Question

Let f be a differentiable function such that f(-4)=12, f(9)=-4, f'(4)=-6, and f'(9)=3. The function g is differentiable and g(x)=finverse(x). What is the value of g'(-4)?

Answer 1

To find the value of g'(-4), we need to first find the derivative of the function g(x), which is the inverse of f(x).

Step-by-step explanation:

To find the value of g'(-4), we need to first find the derivative of the function g(x), which is the inverse of f(x). Since f(x) is differentiable, its inverse g(x) is also differentiable.

Let's start by finding the derivative of f(x).
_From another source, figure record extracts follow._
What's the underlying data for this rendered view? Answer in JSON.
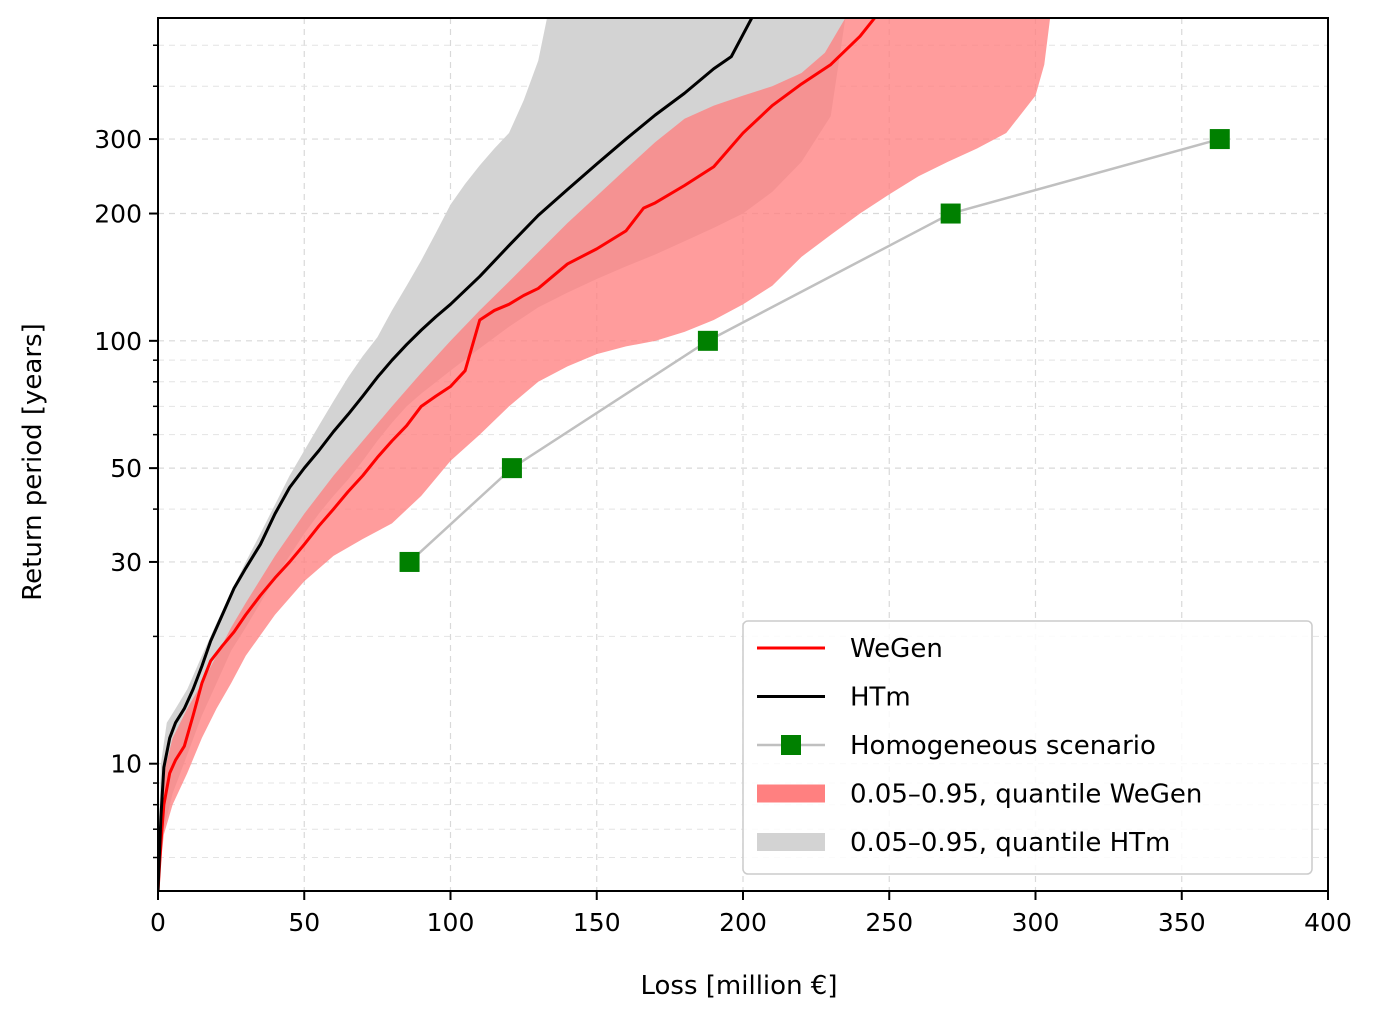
{
  "chart_data": {
    "type": "line",
    "title": "",
    "xlabel": "Loss [million €]",
    "ylabel": "Return period [years]",
    "xlim": [
      0,
      400
    ],
    "ylim": [
      5,
      580
    ],
    "yscale": "log",
    "grid": true,
    "legend_position": "lower-right",
    "x_ticks": [
      0,
      50,
      100,
      150,
      200,
      250,
      300,
      350,
      400
    ],
    "x_tick_labels": [
      "0",
      "50",
      "100",
      "150",
      "200",
      "250",
      "300",
      "350",
      "400"
    ],
    "y_ticks": [
      10,
      30,
      50,
      100,
      200,
      300
    ],
    "y_tick_labels": [
      "10",
      "30",
      "50",
      "100",
      "200",
      "300"
    ],
    "y_minor_ticks": [
      6,
      7,
      8,
      9,
      20,
      40,
      60,
      70,
      80,
      90,
      400,
      500
    ],
    "colors": {
      "wegen": "#ff0000",
      "htm": "#000000",
      "homogeneous_line": "#c0c0c0",
      "homogeneous_marker": "#008000",
      "wegen_band": "#ff8080",
      "htm_band": "#d3d3d3"
    },
    "series": [
      {
        "name": "WeGen",
        "kind": "line",
        "x": [
          0,
          1,
          2,
          4,
          6,
          9,
          12,
          15,
          18,
          22,
          26,
          30,
          35,
          40,
          45,
          50,
          55,
          60,
          65,
          70,
          75,
          80,
          85,
          90,
          95,
          100,
          105,
          110,
          115,
          120,
          125,
          130,
          140,
          150,
          160,
          166,
          170,
          180,
          190,
          200,
          210,
          220,
          230,
          240,
          245
        ],
        "y": [
          5,
          6.5,
          8,
          9.5,
          10.2,
          11,
          13,
          15.5,
          17.5,
          19,
          20.5,
          22.5,
          25,
          27.5,
          30,
          33,
          36.5,
          40,
          44,
          48,
          53,
          58,
          63,
          70,
          74,
          78,
          85,
          112,
          118,
          122,
          128,
          133,
          152,
          165,
          182,
          206,
          212,
          233,
          258,
          310,
          360,
          405,
          450,
          525,
          580
        ]
      },
      {
        "name": "HTm",
        "kind": "line",
        "x": [
          0,
          1,
          2,
          4,
          6,
          9,
          12,
          15,
          18,
          22,
          26,
          30,
          35,
          40,
          45,
          50,
          55,
          60,
          65,
          70,
          75,
          80,
          85,
          90,
          95,
          100,
          110,
          120,
          130,
          140,
          150,
          160,
          170,
          180,
          190,
          196,
          200,
          203
        ],
        "y": [
          5,
          7.5,
          9.8,
          11.5,
          12.5,
          13.5,
          15,
          17,
          19.5,
          22.5,
          26,
          29,
          33,
          39,
          45,
          50,
          55,
          61,
          67,
          74,
          82,
          90,
          98,
          106,
          114,
          122,
          142,
          168,
          198,
          228,
          262,
          300,
          342,
          385,
          440,
          470,
          530,
          580
        ]
      },
      {
        "name": "Homogeneous scenario",
        "kind": "line-marker",
        "marker": "square",
        "x": [
          86,
          121,
          188,
          271,
          363
        ],
        "y": [
          30,
          50,
          100,
          200,
          300
        ]
      },
      {
        "name": "0.05–0.95, quantile WeGen",
        "kind": "band",
        "x_upper": [
          0,
          2,
          5,
          10,
          15,
          20,
          25,
          30,
          40,
          50,
          60,
          70,
          80,
          90,
          100,
          110,
          120,
          130,
          140,
          150,
          160,
          170,
          180,
          190,
          200,
          210,
          220,
          228,
          235
        ],
        "y_upper": [
          6,
          9.5,
          11.5,
          13.5,
          15.5,
          18,
          21,
          24,
          31,
          39,
          48,
          58,
          70,
          84,
          100,
          118,
          138,
          162,
          190,
          220,
          255,
          295,
          335,
          360,
          380,
          400,
          430,
          480,
          580
        ],
        "x_lower": [
          0,
          2,
          5,
          10,
          15,
          20,
          25,
          30,
          40,
          50,
          60,
          70,
          80,
          90,
          100,
          110,
          120,
          130,
          140,
          150,
          160,
          170,
          180,
          190,
          200,
          210,
          220,
          230,
          240,
          250,
          260,
          270,
          280,
          290,
          300,
          303,
          305
        ],
        "y_lower": [
          5,
          6.8,
          8,
          9.5,
          11.5,
          13.5,
          15.5,
          18,
          22.5,
          27,
          31,
          34,
          37,
          43,
          52,
          60,
          70,
          80,
          87,
          93,
          97,
          100,
          105,
          112,
          122,
          135,
          158,
          178,
          200,
          222,
          245,
          265,
          285,
          310,
          380,
          450,
          580
        ]
      },
      {
        "name": "0.05–0.95, quantile HTm",
        "kind": "band",
        "x_upper": [
          0,
          1,
          3,
          6,
          10,
          15,
          20,
          25,
          30,
          35,
          40,
          45,
          50,
          55,
          60,
          65,
          70,
          75,
          80,
          85,
          90,
          95,
          100,
          105,
          110,
          115,
          120,
          125,
          130,
          133
        ],
        "y_upper": [
          6,
          10,
          12.5,
          13.5,
          15,
          18,
          21.5,
          25.5,
          30,
          35,
          41,
          48,
          55,
          63,
          72,
          82,
          92,
          102,
          118,
          135,
          155,
          180,
          210,
          235,
          260,
          285,
          310,
          370,
          460,
          580
        ],
        "x_lower": [
          0,
          2,
          5,
          10,
          15,
          20,
          25,
          30,
          35,
          40,
          45,
          50,
          55,
          60,
          65,
          70,
          75,
          80,
          85,
          90,
          100,
          110,
          120,
          130,
          140,
          150,
          160,
          170,
          180,
          190,
          200,
          210,
          220,
          230,
          235
        ],
        "y_lower": [
          5,
          7,
          8.5,
          10.5,
          13,
          15.5,
          18.5,
          21,
          24,
          27.5,
          31,
          35,
          39,
          43,
          47,
          52,
          58,
          64,
          70,
          75,
          85,
          96,
          108,
          120,
          130,
          140,
          150,
          160,
          172,
          185,
          200,
          225,
          265,
          340,
          580
        ]
      }
    ],
    "legend": [
      {
        "label": "WeGen",
        "kind": "line",
        "color": "#ff0000"
      },
      {
        "label": "HTm",
        "kind": "line",
        "color": "#000000"
      },
      {
        "label": "Homogeneous scenario",
        "kind": "line-marker",
        "color": "#c0c0c0",
        "marker_color": "#008000"
      },
      {
        "label": "0.05–0.95, quantile WeGen",
        "kind": "patch",
        "color": "#ff8080"
      },
      {
        "label": "0.05–0.95, quantile HTm",
        "kind": "patch",
        "color": "#d3d3d3"
      }
    ]
  }
}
We are given that f'(-4)=12, f(9)=-4, f'(4)=-6, and f'(9)=3.

Now, let's find the derivative of g(x) using the formula for the derivative of an inverse function: g'(x) = 1/f'(g(x)).

Substituting x=-4 into the equation, we have: g'(-4) = 1/f'(g(-4)).

Since g(-4) is equal to -4 according to the definition of the inverse function, we have: g'(-4) = 1/f'(-4).

Now we can substitute f'(-4)=12 into the equation, giving us: g'(-4) = 1/12.

Therefore, the value of g'(-4) is 1/12.

Answer 2

My solution to the problem is as follows:

g'(4) = 1/f' (f^-1(-4)) = 1/f'( g(-4) )

By simplifying and calculating using your calculator, you can now arrive at the value of g'(4)

I hope my answer has come to your help. God bless and have a nice day ahead!